In this guide, you will learn how to produce a time series plot for a single variable in IBM® SPSS®Statistical Software (SPSS) using a practical example to illustrate the process. You are provided with links to the example dataset and you are encouraged to replicate this example. An additional practice example is suggested at the end of this guide. The example assumes you have already opened the data file in SPSS.
A time series plot is a particular kind of two-way scatter plot, where time is plotted on the horizontal axis and values of the variable in question are plotted on the vertical axis. Such a plot allows researchers to explore graphically any trend or other over-time dynamics that might be present in a particular variable. Typically, the variable of interest is a continuous variable. Time is generally measured in equidistant units – days, months, years – though that is not required to produce a time series plot.
This example explores the daily air quality in the New York county in the United States in the year 2017. This example uses a subset of data from EPA’s Air Quality System Data Mart (https://aqs.epa.gov/aqsweb/documents/data_mart_welcome.html). The two variables we examine are:
There are 275 observations in the dataset. The air quality index is a continuous variable recorded daily, making this an appropriate variable to plot as a time series.
You can produce a two-way scatter plot in SPSS using the Chart Builder menu. Begin by selecting from the menu:
Graphs → Chart Builder
This opens a Chart Builder dialog box. (Note: You may get a message asking you to define the level of measurement for variables in your dataset before you can proceed to building the chart. If you get this message, typically you can select OK, and SPSS will execute this task for you automatically.) Figure 1 shows what this looks like in SPSS.
In the process below, you might get a “Element Properties” pop-up window at some point; it is okay to just close the window.
In the lower half of the Chart Builder dialog box, select from the lower left menu “Line.” Two icons for line plots appear. The one on the left is for a simple line plot.

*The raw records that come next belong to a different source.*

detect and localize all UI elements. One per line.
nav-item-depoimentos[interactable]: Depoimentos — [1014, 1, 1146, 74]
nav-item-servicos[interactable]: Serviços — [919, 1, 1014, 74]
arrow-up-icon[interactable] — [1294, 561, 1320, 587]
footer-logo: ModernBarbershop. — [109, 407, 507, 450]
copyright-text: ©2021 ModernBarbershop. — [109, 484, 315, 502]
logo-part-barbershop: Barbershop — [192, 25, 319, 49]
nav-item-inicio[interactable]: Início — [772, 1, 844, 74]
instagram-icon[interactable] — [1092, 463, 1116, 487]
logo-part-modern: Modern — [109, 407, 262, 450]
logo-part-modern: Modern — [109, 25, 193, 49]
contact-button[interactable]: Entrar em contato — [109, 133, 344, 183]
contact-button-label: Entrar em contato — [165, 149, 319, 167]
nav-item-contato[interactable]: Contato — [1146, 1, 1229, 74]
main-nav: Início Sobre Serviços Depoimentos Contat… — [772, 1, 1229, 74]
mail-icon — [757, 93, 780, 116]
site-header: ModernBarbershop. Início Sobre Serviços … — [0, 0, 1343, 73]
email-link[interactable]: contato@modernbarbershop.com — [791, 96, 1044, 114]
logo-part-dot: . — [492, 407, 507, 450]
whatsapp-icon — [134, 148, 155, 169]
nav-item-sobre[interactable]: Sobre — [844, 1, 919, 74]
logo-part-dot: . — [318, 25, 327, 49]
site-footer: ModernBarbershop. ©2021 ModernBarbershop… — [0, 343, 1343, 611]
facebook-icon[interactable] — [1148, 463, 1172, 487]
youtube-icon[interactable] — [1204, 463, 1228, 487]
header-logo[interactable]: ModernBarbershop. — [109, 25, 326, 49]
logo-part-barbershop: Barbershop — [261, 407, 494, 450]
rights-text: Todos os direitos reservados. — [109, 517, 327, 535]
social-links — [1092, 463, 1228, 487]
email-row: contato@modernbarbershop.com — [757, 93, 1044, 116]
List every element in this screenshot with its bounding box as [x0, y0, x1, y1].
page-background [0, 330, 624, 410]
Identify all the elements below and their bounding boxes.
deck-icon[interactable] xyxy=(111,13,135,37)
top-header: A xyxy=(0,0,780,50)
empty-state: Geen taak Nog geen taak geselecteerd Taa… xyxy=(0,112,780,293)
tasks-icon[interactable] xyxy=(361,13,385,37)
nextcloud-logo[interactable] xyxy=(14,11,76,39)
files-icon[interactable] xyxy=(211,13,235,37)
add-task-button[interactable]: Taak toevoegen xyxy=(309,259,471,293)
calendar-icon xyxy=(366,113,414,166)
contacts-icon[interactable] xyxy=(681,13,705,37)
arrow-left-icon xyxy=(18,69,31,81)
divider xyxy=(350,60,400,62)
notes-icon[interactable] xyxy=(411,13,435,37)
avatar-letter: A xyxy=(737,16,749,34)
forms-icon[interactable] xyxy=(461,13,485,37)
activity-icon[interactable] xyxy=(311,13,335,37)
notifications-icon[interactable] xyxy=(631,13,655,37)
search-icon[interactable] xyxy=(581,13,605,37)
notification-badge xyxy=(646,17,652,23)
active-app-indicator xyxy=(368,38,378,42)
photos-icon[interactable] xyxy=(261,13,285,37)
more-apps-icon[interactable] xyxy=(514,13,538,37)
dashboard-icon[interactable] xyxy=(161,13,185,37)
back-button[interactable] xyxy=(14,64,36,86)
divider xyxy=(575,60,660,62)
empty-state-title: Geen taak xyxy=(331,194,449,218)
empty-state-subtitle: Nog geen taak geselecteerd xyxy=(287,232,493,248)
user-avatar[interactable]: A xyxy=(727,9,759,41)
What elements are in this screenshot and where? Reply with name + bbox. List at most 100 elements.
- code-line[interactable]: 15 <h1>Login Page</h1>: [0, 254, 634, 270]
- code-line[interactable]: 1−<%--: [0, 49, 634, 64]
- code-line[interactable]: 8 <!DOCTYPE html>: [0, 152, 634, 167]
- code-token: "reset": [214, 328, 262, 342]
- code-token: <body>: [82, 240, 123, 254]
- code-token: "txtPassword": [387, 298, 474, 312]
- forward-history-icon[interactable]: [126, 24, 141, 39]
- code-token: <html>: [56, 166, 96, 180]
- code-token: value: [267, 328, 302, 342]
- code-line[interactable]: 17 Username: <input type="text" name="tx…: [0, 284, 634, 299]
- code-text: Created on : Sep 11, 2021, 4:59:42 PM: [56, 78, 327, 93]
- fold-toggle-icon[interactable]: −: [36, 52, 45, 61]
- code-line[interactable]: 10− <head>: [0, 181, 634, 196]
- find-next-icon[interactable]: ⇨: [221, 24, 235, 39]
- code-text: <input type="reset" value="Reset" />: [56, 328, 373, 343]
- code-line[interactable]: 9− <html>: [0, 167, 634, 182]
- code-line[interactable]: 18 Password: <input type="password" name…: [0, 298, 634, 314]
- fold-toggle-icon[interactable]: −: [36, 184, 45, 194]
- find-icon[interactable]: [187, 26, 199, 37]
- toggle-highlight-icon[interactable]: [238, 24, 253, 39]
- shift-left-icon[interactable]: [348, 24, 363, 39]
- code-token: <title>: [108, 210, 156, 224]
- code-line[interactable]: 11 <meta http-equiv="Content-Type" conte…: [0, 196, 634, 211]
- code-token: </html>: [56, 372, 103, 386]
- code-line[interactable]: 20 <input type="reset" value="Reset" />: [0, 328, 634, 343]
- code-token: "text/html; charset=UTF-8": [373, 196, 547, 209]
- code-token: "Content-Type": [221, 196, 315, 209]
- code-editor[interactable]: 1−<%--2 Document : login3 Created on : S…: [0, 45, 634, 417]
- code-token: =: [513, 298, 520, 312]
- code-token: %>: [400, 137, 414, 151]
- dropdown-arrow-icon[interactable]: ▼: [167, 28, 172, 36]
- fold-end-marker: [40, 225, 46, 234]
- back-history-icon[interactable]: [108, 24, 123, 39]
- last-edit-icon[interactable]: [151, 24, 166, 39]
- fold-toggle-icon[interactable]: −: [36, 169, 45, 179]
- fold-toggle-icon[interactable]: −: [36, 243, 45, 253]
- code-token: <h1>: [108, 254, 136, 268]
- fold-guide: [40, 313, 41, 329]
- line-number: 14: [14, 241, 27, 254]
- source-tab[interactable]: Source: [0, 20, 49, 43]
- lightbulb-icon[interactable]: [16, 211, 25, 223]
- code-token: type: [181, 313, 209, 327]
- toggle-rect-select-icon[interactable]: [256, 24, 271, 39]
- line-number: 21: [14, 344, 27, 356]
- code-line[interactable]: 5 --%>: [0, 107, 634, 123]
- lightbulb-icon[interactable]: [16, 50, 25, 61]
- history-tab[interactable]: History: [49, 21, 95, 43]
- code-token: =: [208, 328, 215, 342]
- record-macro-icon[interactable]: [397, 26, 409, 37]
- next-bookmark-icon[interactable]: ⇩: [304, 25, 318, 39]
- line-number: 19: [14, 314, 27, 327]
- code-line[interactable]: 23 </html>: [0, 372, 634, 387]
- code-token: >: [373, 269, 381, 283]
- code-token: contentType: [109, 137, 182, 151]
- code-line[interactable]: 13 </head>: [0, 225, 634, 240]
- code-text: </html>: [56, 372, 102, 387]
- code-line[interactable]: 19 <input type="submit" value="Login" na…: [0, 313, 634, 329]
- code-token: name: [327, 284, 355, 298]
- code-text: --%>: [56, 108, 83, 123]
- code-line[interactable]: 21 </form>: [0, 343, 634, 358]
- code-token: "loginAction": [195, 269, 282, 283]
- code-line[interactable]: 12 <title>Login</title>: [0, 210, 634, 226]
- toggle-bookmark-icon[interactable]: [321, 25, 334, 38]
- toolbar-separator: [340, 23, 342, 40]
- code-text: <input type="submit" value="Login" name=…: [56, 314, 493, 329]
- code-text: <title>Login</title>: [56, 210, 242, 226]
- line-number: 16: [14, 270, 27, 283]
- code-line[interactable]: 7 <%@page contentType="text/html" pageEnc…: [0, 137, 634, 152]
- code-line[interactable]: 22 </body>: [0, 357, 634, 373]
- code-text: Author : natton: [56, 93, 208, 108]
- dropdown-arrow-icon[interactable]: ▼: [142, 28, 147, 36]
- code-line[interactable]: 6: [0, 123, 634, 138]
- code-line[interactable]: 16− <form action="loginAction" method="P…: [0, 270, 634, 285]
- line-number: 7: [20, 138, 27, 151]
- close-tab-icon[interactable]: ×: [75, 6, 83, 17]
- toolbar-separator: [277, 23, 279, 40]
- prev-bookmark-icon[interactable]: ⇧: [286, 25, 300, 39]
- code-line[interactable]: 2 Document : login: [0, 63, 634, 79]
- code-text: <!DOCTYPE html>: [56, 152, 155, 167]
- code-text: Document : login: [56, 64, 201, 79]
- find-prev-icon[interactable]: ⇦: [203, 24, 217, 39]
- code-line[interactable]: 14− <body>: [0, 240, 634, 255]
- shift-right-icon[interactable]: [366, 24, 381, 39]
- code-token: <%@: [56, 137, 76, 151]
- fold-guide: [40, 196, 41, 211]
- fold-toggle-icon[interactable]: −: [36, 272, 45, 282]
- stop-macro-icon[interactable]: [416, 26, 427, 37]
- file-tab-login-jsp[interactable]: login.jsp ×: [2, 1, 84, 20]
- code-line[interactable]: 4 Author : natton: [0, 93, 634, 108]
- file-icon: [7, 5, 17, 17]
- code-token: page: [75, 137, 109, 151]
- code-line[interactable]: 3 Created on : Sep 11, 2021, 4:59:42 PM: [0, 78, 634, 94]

Drag and drop that icon up into the open window in the upper half of this dialog box where the instructions say “Drag a Gallery chart here ….”
Next, drag and drop the variable you want plotted on the x-axis into the text box labeled “X-Axis?.” For this example, the variable is Date. Next, drag and drop the AQI variable into the text box labeled “Y-Axis?.” Figure 2 shows what this looks like in SPSS.
Once done, click OK to produce the plot. Executing the procedure above produces the time series plot shown in Figure 3.
Notice that Figure 3 only shows a line moving up and down from day to day. If you want to add markers at each point, you need to click on the chart as produced in SPSS to select it, then follow the menus:
Edit → Edit Content → In Separate Window
This will open the chart in a Chart Editor window, as shown in Figure 4.
To add markers for each data point, you can either click on the “Elements” menu item and select “Add Markers” or you can click on the fourth icon from the left in the row of icons just above the chart itself. Either way, a Properties dialog box will open as shown in Figure 5. By default, SPSS will select empty circles as markers for the data points. This can be changed by selecting the “Marker” button at the top of the Properties dialog box and making new selections. Figure 5 shows what this looks like.
Once you have configured the markers as desired, click the “Apply” button in the Properties dialog box and close the Chart Editor window. The graph you originally created will be updated automatically, and in this case, will look like Figure 6.
Figure 6 shows a relatively stable level of air quality in 2017, though there is some volatility from day to day. The air quality seems to improve during the summer, and there are several days between May and September with air quality much better than average. The air quality tends to decrease as winter starts, probably because of the use of heat.
Two common statistical measures of correlation – the Pearson correlation coefficient and the Spearman rank-order correlation coefficient – can be computed to measure the association between the AQI and time (see the SAGE Research Methods Datasets modules on these methods). The Pearson correlation coefficient assumes a linear relationship between the two variables in question, while the Spearman rank-order correlation coefficient only assumes a monotonic relationship. Figure 6 suggests that neither is ideal since the pattern is neither linear nor monotonic. When plotting a single time series, researchers might also explore fitting a trend line or a nonlinear curve to the data (see the SAGE Research Methods Datasets module on Time Series Fitted Lines).
Download this sample dataset and see whether you can replicate the results. Then, repeat the process using either the variable PM2.5 or the variable Ozone plotted over time. These two variables measure the level of PM2.5 in micrograms per cubic meter and level of ozone in parts per million, respectively.